Она тяжело, шумно дышала, ее мягкая грудь прижималась к моей груди. Лишь чрезвычайным усилием воли я удерживался от того, чтобы запустить руку ей под свитер. Как хотелось подхватить ее на руки, унести в дом и без лишних слов любить, любить до изнеможения! И в то же время – именно этого я боялся.
– У меня голова кружится, – прошептала она, когда мы наконец закончили целоваться.
– У меня тоже, – прошептал я ей на ухо, щекоча ее своим дыханием. – Ты так прекрасна! Не хочу тебя отпускать!
Она обняла меня за шею, прижалась так крепко, словно боялась, что какие-то неведомые силы оторвут нас друг от друга. Я коснулся губами ее щеки.
– Что мы делаем? – пробормотала она.
– Не знаю, – прошептал я в ответ. – Но это должно было случиться…
Странный диалог, верно? В тот миг я сам почти не понимал, что говорю, – значение слов открылось мне позже.
Снизу послышался смех Мариссы и Шона и шаги по скрипучим деревянным ступеням, и мы отпрянули друг от друга.
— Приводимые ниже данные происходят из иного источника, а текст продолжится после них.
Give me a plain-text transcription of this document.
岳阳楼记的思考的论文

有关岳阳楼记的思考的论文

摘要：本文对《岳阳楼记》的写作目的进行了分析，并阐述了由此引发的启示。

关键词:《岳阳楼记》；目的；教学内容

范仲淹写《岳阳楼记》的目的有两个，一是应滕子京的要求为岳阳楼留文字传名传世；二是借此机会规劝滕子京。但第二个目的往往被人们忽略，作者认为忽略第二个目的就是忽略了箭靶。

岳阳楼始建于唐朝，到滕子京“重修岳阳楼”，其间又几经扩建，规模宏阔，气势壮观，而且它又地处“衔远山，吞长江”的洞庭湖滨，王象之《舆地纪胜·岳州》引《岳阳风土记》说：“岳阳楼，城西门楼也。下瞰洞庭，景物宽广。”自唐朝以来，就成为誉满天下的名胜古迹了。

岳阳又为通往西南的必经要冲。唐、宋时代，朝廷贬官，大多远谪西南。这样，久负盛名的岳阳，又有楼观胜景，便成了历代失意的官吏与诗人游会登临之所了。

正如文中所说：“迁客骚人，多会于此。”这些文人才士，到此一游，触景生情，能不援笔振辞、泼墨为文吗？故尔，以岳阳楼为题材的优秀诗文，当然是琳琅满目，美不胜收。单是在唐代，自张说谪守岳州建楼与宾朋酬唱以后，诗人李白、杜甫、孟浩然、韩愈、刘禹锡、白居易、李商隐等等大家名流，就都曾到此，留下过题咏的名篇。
Элизабет поспешно поправила свитер и пригладила волосы, я снова подошел к перилам.
Она улыбнулась мне быстрой игривой улыбкой; и я едва удержался, чтобы не броситься сломя голову вниз по лестнице, вопя на весь Честер, что влюблен и счастлив.
– Простите, что мы так долго! – прокричала снизу Марисса. – Вы тут еще не подняли тревогу?
Я перегнулся через перила.
– Повезло вам, юная леди, что сейчас отлив, иначе мы бы уже вызывали спасательную команду!
Марисса и Шон поднялись на террасу.
– А чем это вы тут занимаетесь? – поинтересовалась она.
– Ничем, – хором ответили мы с Элизабет; и, кажется, у обоих голоса звучали виновато.
– Ха-ха, так я и поверила!
Марисса вела себя так, словно ничего не произошло, однако я видел: она о чем-то догадывается. Подозрение усилилось, когда она быстро увела Шона на кухню. Мы с Элизабет последовали за ними.
– Посмотрим шоу Конана О’Брайана? – предложила Марисса. – Пока меня не было, Райан записывал для меня все его передачи.
– Конечно, – откликнулся я. – Элизабет, ты останешься?
– У меня на вечер никаких планов нет, – игриво ответила она, и все мы расположились в гостиной перед телевизором.
Я опустился на диван с удивительным чувством покоя и радости. Лишь одно смущало меня: как рассказать Мариссе, что я влюбился в сиделку, которую в первый день едва не уволил?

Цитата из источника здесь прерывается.